Please refer to this Github repo for more info about LIME.

Firstly, does LIME support multiprocessing?

Based on lime_base.py and lime_tabular.py modules, there is no any part of code that shows the use of python’s multiprocessing module. Therefore, I think, we can safely say that currently LIME doesn’t support multiprocessing.

Secondly, is it possible to execute LIME in distributed mode via Spark UDF?

I tested the above question recently. However, the simulation didn’t exactly describe the problem specification where the environment should be purely distributed. I simulated the process in pseudo-distributed mode where a single machine consists of many workers. Additionally, I leveraged PySpark UDF.

The followings are the steps used to come up with the answer.

Step 1. Create a sample dataframe and convert the data and labels to a numpy array. Suppose that the dataframe is stored in a variable called df

feature_cols = <list_of_feature_columns>
np_data = np.array(df.select(*feature_cols).collect())
np_label = np.array(df.select('label').collect()).ravel()

Step 2. Train the black-box model. A random forest classifier was used during the investigation

model = RandomForestClassifier(max_depth=2, random_state=0).fit(np_data, np_label)
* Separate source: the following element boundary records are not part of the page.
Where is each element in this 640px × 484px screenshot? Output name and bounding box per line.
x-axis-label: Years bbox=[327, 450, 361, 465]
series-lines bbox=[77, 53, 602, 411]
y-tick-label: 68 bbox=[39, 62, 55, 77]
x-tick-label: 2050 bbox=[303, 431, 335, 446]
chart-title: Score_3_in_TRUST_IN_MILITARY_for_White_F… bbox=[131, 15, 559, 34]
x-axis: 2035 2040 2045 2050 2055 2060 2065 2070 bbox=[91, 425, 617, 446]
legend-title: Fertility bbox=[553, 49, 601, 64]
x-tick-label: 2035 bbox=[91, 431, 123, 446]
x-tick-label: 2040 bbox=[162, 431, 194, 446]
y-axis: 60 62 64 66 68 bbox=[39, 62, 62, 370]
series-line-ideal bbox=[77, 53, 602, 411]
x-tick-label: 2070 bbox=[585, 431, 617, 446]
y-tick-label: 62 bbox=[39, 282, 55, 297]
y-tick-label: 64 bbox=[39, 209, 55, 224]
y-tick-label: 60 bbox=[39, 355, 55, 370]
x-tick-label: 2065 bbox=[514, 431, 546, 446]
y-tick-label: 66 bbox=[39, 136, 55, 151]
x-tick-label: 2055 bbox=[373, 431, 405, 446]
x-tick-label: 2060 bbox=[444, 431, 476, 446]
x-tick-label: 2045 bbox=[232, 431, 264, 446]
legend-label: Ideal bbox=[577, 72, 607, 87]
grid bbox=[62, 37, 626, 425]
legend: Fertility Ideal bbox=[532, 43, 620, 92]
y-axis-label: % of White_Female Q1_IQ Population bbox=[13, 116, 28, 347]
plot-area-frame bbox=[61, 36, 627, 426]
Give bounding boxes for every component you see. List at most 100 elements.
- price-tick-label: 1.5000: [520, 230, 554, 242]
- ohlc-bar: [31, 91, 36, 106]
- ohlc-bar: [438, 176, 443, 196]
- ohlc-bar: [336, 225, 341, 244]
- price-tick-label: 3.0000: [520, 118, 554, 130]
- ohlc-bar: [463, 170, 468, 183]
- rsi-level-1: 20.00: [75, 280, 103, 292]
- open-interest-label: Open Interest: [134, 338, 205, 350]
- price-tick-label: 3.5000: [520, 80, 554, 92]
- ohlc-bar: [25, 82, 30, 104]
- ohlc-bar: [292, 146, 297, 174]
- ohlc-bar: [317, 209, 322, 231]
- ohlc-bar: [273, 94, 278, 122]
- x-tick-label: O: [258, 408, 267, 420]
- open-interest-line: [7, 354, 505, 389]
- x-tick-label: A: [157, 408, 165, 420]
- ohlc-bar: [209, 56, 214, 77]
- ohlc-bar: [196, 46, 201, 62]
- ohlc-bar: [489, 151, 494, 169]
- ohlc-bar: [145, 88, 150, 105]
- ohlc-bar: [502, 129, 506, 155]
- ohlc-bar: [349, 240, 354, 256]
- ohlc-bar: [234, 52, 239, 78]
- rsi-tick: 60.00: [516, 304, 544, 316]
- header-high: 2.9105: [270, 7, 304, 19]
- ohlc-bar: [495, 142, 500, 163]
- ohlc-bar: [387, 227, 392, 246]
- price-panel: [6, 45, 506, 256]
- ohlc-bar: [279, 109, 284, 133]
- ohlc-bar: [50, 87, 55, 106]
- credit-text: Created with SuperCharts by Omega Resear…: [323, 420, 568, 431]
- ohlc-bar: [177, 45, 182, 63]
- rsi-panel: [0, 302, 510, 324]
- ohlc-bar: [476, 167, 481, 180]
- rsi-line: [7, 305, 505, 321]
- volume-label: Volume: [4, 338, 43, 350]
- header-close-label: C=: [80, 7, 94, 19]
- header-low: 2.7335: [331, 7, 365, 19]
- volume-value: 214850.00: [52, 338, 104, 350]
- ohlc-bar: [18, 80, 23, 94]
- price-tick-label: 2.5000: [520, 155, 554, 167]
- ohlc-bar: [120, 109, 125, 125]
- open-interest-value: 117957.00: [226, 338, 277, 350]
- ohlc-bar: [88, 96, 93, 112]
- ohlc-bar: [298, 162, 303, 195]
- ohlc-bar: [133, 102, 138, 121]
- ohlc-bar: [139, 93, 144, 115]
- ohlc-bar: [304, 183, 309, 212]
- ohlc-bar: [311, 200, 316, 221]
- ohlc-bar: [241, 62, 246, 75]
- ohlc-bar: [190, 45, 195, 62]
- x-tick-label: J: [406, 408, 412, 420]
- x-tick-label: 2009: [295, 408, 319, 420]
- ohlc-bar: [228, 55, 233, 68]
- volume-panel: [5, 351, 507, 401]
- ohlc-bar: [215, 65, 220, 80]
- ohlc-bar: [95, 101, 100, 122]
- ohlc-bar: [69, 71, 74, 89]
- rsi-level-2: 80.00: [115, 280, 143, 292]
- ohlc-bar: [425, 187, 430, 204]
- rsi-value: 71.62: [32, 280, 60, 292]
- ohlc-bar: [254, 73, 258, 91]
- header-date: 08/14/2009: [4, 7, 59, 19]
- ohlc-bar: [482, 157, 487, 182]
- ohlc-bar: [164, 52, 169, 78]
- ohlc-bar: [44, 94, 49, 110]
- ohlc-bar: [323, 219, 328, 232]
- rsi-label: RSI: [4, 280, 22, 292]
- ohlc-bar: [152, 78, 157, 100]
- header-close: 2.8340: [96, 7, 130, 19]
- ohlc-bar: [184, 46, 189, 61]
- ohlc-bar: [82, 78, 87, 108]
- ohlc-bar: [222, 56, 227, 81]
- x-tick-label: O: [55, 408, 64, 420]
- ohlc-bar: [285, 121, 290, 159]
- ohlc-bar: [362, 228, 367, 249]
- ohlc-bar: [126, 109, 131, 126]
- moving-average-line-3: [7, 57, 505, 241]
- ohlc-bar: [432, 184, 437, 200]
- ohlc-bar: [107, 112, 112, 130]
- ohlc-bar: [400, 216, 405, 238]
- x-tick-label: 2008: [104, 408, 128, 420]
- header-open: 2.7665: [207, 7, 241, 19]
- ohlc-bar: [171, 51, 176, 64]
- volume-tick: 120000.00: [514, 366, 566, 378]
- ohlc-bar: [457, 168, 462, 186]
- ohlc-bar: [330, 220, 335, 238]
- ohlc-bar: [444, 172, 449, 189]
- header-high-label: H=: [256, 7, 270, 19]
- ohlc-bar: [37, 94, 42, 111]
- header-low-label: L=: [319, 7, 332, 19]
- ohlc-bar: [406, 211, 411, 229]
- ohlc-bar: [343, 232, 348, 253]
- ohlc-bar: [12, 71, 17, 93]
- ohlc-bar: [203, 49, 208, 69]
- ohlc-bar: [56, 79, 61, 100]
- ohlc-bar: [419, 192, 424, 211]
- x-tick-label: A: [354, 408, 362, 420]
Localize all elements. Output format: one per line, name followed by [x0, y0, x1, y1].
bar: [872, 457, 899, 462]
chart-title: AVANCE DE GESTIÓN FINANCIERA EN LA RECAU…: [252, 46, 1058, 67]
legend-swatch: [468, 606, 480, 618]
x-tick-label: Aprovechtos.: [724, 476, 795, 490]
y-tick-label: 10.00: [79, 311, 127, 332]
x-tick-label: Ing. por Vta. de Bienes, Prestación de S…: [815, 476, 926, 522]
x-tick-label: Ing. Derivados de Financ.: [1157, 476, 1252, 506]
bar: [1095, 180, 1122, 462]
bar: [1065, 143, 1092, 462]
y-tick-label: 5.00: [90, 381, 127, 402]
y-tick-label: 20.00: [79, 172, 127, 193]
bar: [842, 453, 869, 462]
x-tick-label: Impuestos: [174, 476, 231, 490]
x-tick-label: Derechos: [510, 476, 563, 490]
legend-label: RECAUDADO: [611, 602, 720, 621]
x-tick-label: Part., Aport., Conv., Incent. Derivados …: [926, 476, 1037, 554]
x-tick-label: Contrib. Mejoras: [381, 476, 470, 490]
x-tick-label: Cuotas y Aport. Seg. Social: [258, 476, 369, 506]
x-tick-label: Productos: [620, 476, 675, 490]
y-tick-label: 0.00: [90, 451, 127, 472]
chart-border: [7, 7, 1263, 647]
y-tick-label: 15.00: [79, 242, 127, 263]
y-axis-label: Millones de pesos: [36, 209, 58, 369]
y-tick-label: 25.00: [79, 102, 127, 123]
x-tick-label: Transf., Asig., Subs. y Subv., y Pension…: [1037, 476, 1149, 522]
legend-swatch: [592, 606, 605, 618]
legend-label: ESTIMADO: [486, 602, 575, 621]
Step 3. Broadcast the trained model to the executors since UDF can not receive non-column parameters

broadcasted_model = sc.broadcast(model)

Step 4. Create the LIME’s tabular explainer object

explainer = LimeTabularExplainer(np_data, feature_names=feature_cols)

Step 5. Broadcast the explainer object to the executors

broadcasted_explainer = dill.loads(sc.broadcast(dill.dumps(explainer)).value)

Step 6. Create the UDF

schema = ArrayType(StructType([
	StructField("feature_explanation", StringType(), False),
	StructField("weight", FloatType(), False)
]))

@udf(returnType=schema)
def explainer_udf(*feature_cols):
	np_row = np.array([value for value in feature_cols])

	# just for distributed mode checking purpose
	print(np_row)
	print(broadcasted_model.value)
	print(broadcasted_explainer)

	explained_instance = broadcasted_explainer.explain_instance(
		np_row,
		broadcasted_model.value.predict_proba
	).as_list()

	return explained_instance

Step 7. Apply the UDF on the dataframe

df = df.withColumn('explanations', explainer_udf(*feature_cols))
df.show(truncate=False)

The pseudo-distributed environment was created by leveraging Spark’s standalone cluster. The cluster consists of two workers (same cores and memory) within a single node. Please refer to this post for how to set up a Spark’s standalone cluster consisting of multiple workers within a single machine.

After submitting the above Spark job to the cluster, we can check the job history via the master web UI. Turns out that each active worker allocated for the job executes the UDF. The three information (np_row, broadcasted model, and broadcasted explainer) were printed on the worker’s stderr. This simply shows that we can make LIME runs on pseudo-distributed mode via PySpark UDF.